High Jewelry Capitals - Milan

September 2008


The Italian connection

In Milan, old values collide with cutting-edge fashion

While most of Italy’s finest jewelry craftsmen are based in small northern cities such as Valenza, Vicenza and Arezzo (the coral artisans of the Napoli region in the south notwithstanding), discerning shoppers head straight to the big city of Milan. A potent mix of commerce, fashion and power has cemented its reputation as a bona fide jewelry destination. Conventional wisdom says that Via Monte Napoleone is Milan’s, if not the continent’s, most elegant boulevard. Today, the crowded street borders an area known as the Quadrilatero; Via Sant’Andrea, Via della Spiga and Via Borgospesso form the rest of the squared-off block, home to Milan’s greatest concentration of fashion designers, jewelers, furriers and antiques dealers.

Photo provided courtesy of the Italian Government Tourist Board

Buccellati, founded in 1919, is the patriarch of haute Italian jewelry. Based on Via Monte Napoleone since the 1960s, the world-famous brand has cultivated a style all its own, distinguished by the use of refined techniques such as tulle, lace and honeycomb. Its retail neighbors — jewelers such as Cusi, De Vecchi and James Rivière, to name three — are, however, no slouches. The district is chock-a-block with their avant-garde, expensive offerings, from artsy jewels to stylish, of-the-moment baubles destined to adorn Europe’s glitterati.
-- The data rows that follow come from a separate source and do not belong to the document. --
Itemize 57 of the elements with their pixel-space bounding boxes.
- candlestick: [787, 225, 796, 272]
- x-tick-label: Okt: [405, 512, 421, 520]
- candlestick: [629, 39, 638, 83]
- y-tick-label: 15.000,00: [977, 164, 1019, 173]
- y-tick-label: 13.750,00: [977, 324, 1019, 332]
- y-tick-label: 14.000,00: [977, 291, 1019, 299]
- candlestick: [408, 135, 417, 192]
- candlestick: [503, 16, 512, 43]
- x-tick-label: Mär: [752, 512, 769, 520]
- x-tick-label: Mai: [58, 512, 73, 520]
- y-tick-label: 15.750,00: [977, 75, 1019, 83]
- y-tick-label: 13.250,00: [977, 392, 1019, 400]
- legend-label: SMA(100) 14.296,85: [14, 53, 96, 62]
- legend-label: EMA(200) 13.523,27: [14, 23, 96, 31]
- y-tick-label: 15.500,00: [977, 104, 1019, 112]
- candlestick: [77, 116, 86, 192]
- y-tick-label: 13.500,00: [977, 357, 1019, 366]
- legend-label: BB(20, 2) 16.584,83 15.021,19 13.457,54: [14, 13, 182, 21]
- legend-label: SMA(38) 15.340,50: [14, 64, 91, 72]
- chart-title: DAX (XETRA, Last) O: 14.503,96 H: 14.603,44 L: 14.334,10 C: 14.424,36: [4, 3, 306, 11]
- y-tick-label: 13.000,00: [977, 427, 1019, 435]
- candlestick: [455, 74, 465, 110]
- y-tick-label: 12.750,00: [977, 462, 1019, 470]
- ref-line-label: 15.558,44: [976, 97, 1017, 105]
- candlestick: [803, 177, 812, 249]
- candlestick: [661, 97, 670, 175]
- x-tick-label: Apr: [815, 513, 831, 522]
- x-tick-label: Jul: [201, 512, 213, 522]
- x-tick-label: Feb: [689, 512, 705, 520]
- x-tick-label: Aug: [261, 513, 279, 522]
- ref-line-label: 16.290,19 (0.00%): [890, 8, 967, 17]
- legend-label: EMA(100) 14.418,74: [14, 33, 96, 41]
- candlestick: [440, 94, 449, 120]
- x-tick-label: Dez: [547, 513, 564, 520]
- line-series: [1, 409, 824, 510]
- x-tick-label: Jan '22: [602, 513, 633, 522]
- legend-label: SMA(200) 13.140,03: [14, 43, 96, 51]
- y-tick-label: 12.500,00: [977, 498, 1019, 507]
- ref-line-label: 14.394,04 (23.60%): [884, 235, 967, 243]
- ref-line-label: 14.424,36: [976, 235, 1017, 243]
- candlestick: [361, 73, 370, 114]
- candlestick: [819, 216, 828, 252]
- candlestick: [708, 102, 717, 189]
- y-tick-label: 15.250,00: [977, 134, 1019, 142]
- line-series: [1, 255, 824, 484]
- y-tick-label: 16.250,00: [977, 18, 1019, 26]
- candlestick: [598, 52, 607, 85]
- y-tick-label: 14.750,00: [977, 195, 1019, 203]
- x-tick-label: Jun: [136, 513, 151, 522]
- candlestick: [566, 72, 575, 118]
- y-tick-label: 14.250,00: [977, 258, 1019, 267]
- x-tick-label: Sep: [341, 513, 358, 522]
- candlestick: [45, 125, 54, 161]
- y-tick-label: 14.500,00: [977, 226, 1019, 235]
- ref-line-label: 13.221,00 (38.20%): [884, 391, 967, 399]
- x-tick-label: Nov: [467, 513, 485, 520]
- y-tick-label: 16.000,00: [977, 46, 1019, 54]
However, for all Milan’s primacy in trend-setting fashion, its iconic jewelers are old school masters, averse to trends and devoted to making things using their hands, singlehandedly preserving the classic Italian jewelry tradition for generations to come.

Passion for fashion Shoppers cruise down Via della Spiga, one of the streets bordering Milan’s famed Quadrilatero, home to a density of jewelers and fashion designers.